Tuesday, July 13, 2010

How I got banned from gas station

When I was in high school I had a super awesome VW Rabbit diesel. It's name was The Cloud (clouds aren't blue, but in my defense, I was 16). My HS bestie and I were terrorizing our small town when I realized I was running out of fuel. There were exactly two gas stations in my town which supplied diesel. We pulled in to one of them. The other one was a mile away, which in our tiny town seemed far. I was totally broke but I found $5 in my pocket and, back in the day, that was enough to get me almost half a tank! But I wanted to save $1 so I could get a taco. Still, $4 was a respectable amount of gas, multiple gallons even.
I pulled the nozzle out and flipped up the pump lever. Back then you didn't pay before you pumped, so you had to really watch the pump to make sure you didn't get more gas than you could afford and still be able to get a taco. I love tacos. As I was moving the nozzle towards my gas tank something happened - the pump malfunctioned or something - and diesel starting spraying ALL OVER MY CAR. BFF frantically rolled up the window while I stared in shock at the fuel going all over my car. I didn't know what to do because I wasn't squeezing the handle. Since I hadn't started it I didn't know how to make it stop. None of the other people at the gas station came over to help me as I continued to spray diesel on my car. BFF was screaming at me 'make it stop! make it stop!'
Were we going to catch on FIRE? And EXPLODE? I didn't know.
All I knew was that we were being attacked by an evil gas monster that clearly intended to drown me, The Cloud, and BFF.


Finally I figured out to flip down the lever on the pump and the diesel stopped spraying all over my car. The gas station manager ran out and starting screaming at me, telling me I had to pay for the gas (diesel). I looked over at the pump and realized I had managed to spray $22.74 worth of diesel on the car and the ground.
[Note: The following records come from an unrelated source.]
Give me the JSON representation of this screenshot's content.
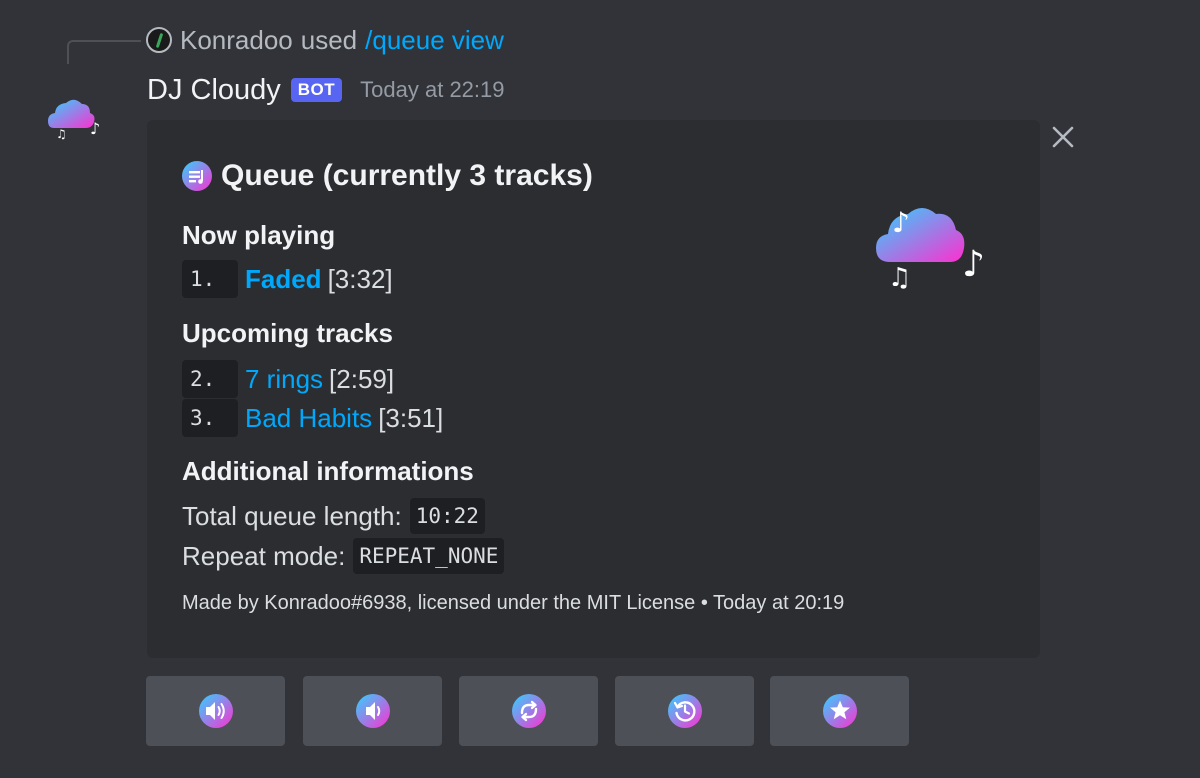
{
  "reply": {
    "user": "Konradoo",
    "verb": "used",
    "command": "/queue view"
  },
  "message": {
    "author": "DJ Cloudy",
    "badge": "BOT",
    "timestamp": "Today at 22:19"
  },
  "embed": {
    "title": "Queue (currently 3 tracks)",
    "now_playing": {
      "label": "Now playing",
      "track": {
        "index": "1.",
        "title": "Faded",
        "duration": "[3:32]"
      }
    },
    "upcoming": {
      "label": "Upcoming tracks",
      "tracks": [
        {
          "index": "2.",
          "title": "7 rings",
          "duration": "[2:59]"
        },
        {
          "index": "3.",
          "title": "Bad Habits",
          "duration": "[3:51]"
        }
      ]
    },
    "additional": {
      "label": "Additional informations",
      "total_label": "Total queue length:",
      "total_value": "10:22",
      "repeat_label": "Repeat mode:",
      "repeat_value": "REPEAT_NONE"
    },
    "footer": "Made by Konradoo#6938, licensed under the MIT License • Today at 20:19"
  },
  "buttons": [
    {
      "icon": "volume-up-icon"
    },
    {
      "icon": "volume-down-icon"
    },
    {
      "icon": "repeat-icon"
    },
    {
      "icon": "history-icon"
    },
    {
      "icon": "star-icon"
    }
  ],
  "colors": {
    "background": "#313338",
    "embed": "#2b2d31",
    "link": "#00a8fc",
    "badge": "#5865f2",
    "button": "#4e5058",
    "gradient_start": "#2fd3ff",
    "gradient_end": "#ff2fd0"
  }
}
BFF came out of the car, grabbed some paper towels, and started wiping down the car. I was still in shock. Gas station man was still yelling at me. Really, dipshit? I started crying and mumbling that I only meant to get $4 worth of diesel. I knew enough not to mention the taco. This sent gas station man into a hysterical rage. (In hindsight? Clearly he should have used the emergency shutoff switch. I don't know if he was asleep or jacking off in the bathroom but he was a complete asshole). He managed to drag me into the gas station and continued to yell at me.
Finally my evil twin had enough and took over. I don't know what I said, but I know I called him a little fucker and told him he couldn't charge me because his pump malfunctioned all over my car, and that if anything happened to The Cloud as a result of the diesel attack I'd be coming back. He took my $5 (no taco) and I gave him a lingering death glare before scuttling out to my car. (My evil twin side wasn't fully grown yet, and this small battle wore her out). He yelled at me to never ever come back. Somehow when I got in the car I had a few gallons of diesel in the tank (BFF?) and I drove off, smelling like gas, banned from one of the two gas stations in town with diesel, and with a 10 year phobia of pumping my own gas.


UPDATE: I sent this to my high school BFF, who informed me that the gas station was torn down and replaced by a Safeway parking lot. I WIN IN THE END, EVIL GAS STATION MONSTER!!